Délaissé durant la Révolution et l’Empire, le château de La Baume est acheté en 1850 par le sénateur Mayran pour sa fille, la comtesse de Las Cases. Depuis, quatre générations se sont succédées, habitant le château toute l’année, l’entretenant et l’ouvrant au public. « C’est à la fois une chance et une responsabilité de servir un bâtiment si particulier. Je suis heureux que mes enfants se considèrent eux aussi comme maillons d’une chaîne de transmission », raconte François de Las Cases, le propriétaire. Les amoureux du patrimoine peuvent ainsi admirer un ensemble où se mêlent le style rustique du Gévaudan du début du XVIIe siècle et celui plus épuré du XVIIIe, influencé par des artistes venus d’Italie et par les manufactures de Versailles. Les murs de granit à l'allure austère renferment un intérieur richement décoré en meubles, boiseries, tapisseries et tableaux. Ce qui vaut à La Baume son surnom de « petit Versailles du Gévaudan ». Le château a servi de décor à des émissions de télévision comme la Carte au trésor et à des films tels que Mont-Dragon avec Jacques Brel. « Il est rare de trouver un château qui soit tendre », témoigne le chanteur dans le livre d’or du château.

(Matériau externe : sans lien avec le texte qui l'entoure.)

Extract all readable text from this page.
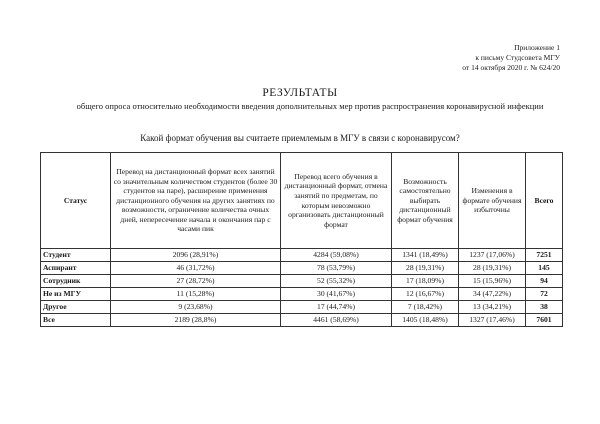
Приложение 1
к письму Студсовета МГУ
от 14 октября 2020 г. № 624/20
РЕЗУЛЬТАТЫ
общего опроса относительно необходимости введения дополнительных мер против распространения коронавирусной инфекции
Какой формат обучения вы считаете приемлемым в МГУ в связи с коронавирусом?
Статус	Перевод на дистанционный формат всех занятий со значительным количеством студентов (более 30 студентов на паре), расширение применения дистанционного обучения на других занятиях по возможности, ограничение количества очных дней, непересечение начала и окончания пар с часами пик	Перевод всего обучения в дистанционный формат, отмена занятий по предметам, по которым невозможно организовать дистанционный формат	Возможность самостоятельно выбирать дистанционный формат обучения	Изменения в формате обучения избыточны	Всего
Студент	2096 (28,91%)	4284 (59,08%)	1341 (18,49%)	1237 (17,06%)	7251
Аспирант	46 (31,72%)	78 (53,79%)	28 (19,31%)	28 (19,31%)	145
Сотрудник	27 (28,72%)	52 (55,32%)	17 (18,09%)	15 (15,96%)	94
Не из МГУ	11 (15,28%)	30 (41,67%)	12 (16,67%)	34 (47,22%)	72
Другое	9 (23,68%)	17 (44,74%)	7 (18,42%)	13 (34,21%)	38
Все	2189 (28,8%)	4461 (58,69%)	1405 (18,48%)	1327 (17,46%)	7601
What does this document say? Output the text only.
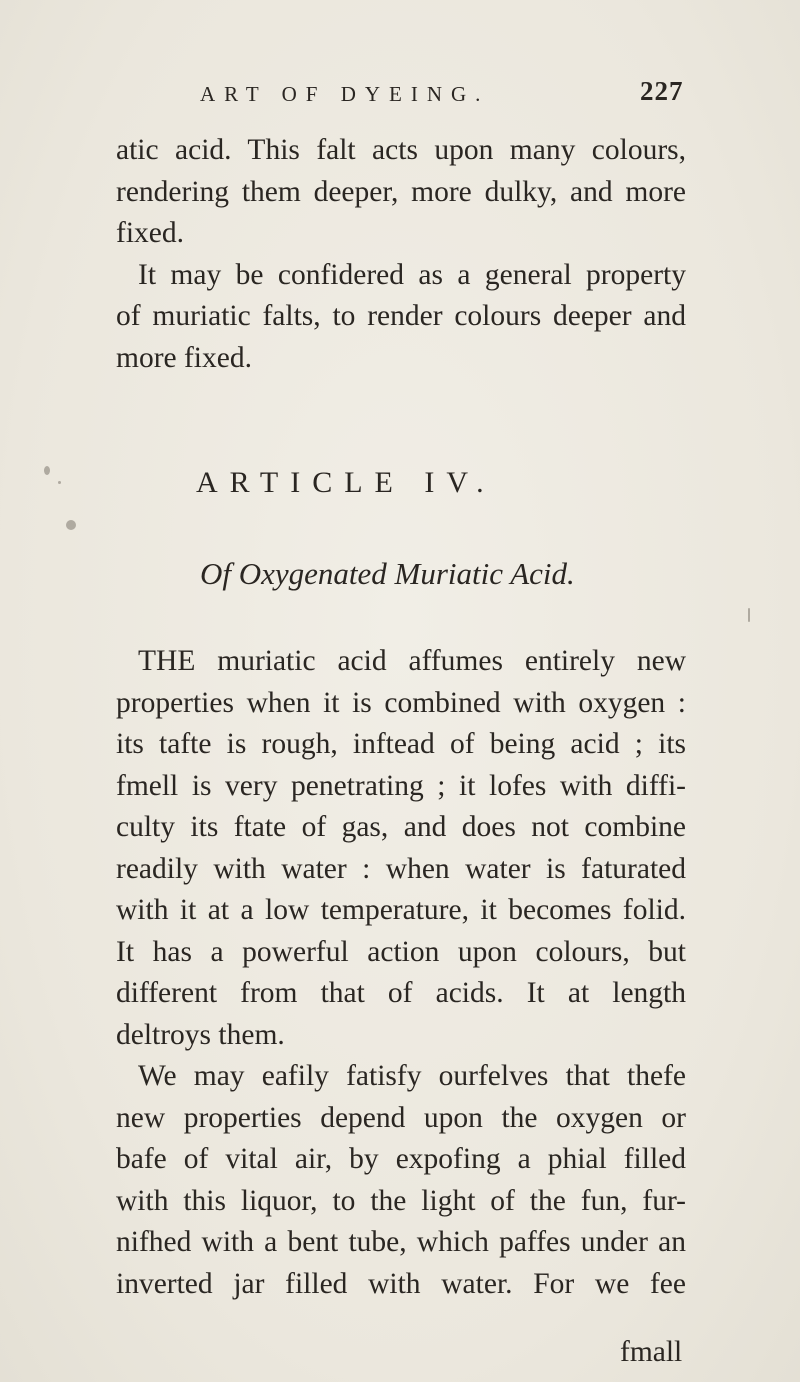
ART OF DYEING.	227
atic acid. This falt acts upon many colours,
rendering them deeper, more dulky, and more
fixed.
It may be confidered as a general property
of muriatic falts, to render colours deeper and
more fixed.
ARTICLE IV.
Of Oxygenated Muriatic Acid.
THE muriatic acid affumes entirely new
properties when it is combined with oxygen :
its tafte is rough, inftead of being acid ; its
fmell is very penetrating ; it lofes with diffi-
culty its ftate of gas, and does not combine
readily with water : when water is faturated
with it at a low temperature, it becomes folid.
It has a powerful action upon colours, but
different from that of acids. It at length
deltroys them.
We may eafily fatisfy ourfelves that thefe
new properties depend upon the oxygen or
bafe of vital air, by expofing a phial filled
with this liquor, to the light of the fun, fur-
nifhed with a bent tube, which paffes under an
inverted jar filled with water. For we fee
fmall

Splendeur passée du seigneur d'Apcher

La Tour d’Apcher témoigne elle aussi de l’influence passée des barons du Gévaudan. Parmi eux, le seigneur d'Apcher contrôla longtemps le nord du territoire. De la forteresse d'alors, subsistent une très belle chapelle castrale du XIIe siècle et un donjon carré, bâti sur le rocher, dont les 18 mètres dominent toute la Margeride à des lieux à la ronde. Tous deux classés monuments historiques. Mais il y a quinze ans encore, les vestiges du château étaient invisibles.

« Il nous a fallu quinze ans pour mettre à jour les vestiges du château, enfouis sous un monticule de terre.»

Si l’incroyable site médiéval retrouve de sa superbe, c’est grâce à l'association « Les Amis du Château d'Apcher » qui a réalisé avec méthode des campagnes de fouilles et de restauration. « Il nous a fallu quinze ans pour mettre à jour les vestiges du château, enfouis sous un monticule de terre », se rappelle son président, Jean-Noël Brugeron. Tous les étés, depuis 2000, un groupe composé d'archéologues, d’étudiants et de spécialistes comme des céramologues ont dégagé d'anciennes monnaies, des fers d'armes, ossements d'animaux, dés à jouer, boucles de ceinture et de superbes céramiques.

Ainsi que 9 000 pièces de monnaie du XIIe siècle, véritable « trésor d'Apcher » qui comblera bientôt la curiosité des visiteurs. Un ouvrage original a même été construit. Composé d’un escalier et d’une passerelle, traité en acier vieilli, il a l'aspect d'un engin de siège, à savoir… une catapulte du Moyen Âge qui permet l'accès au donjon.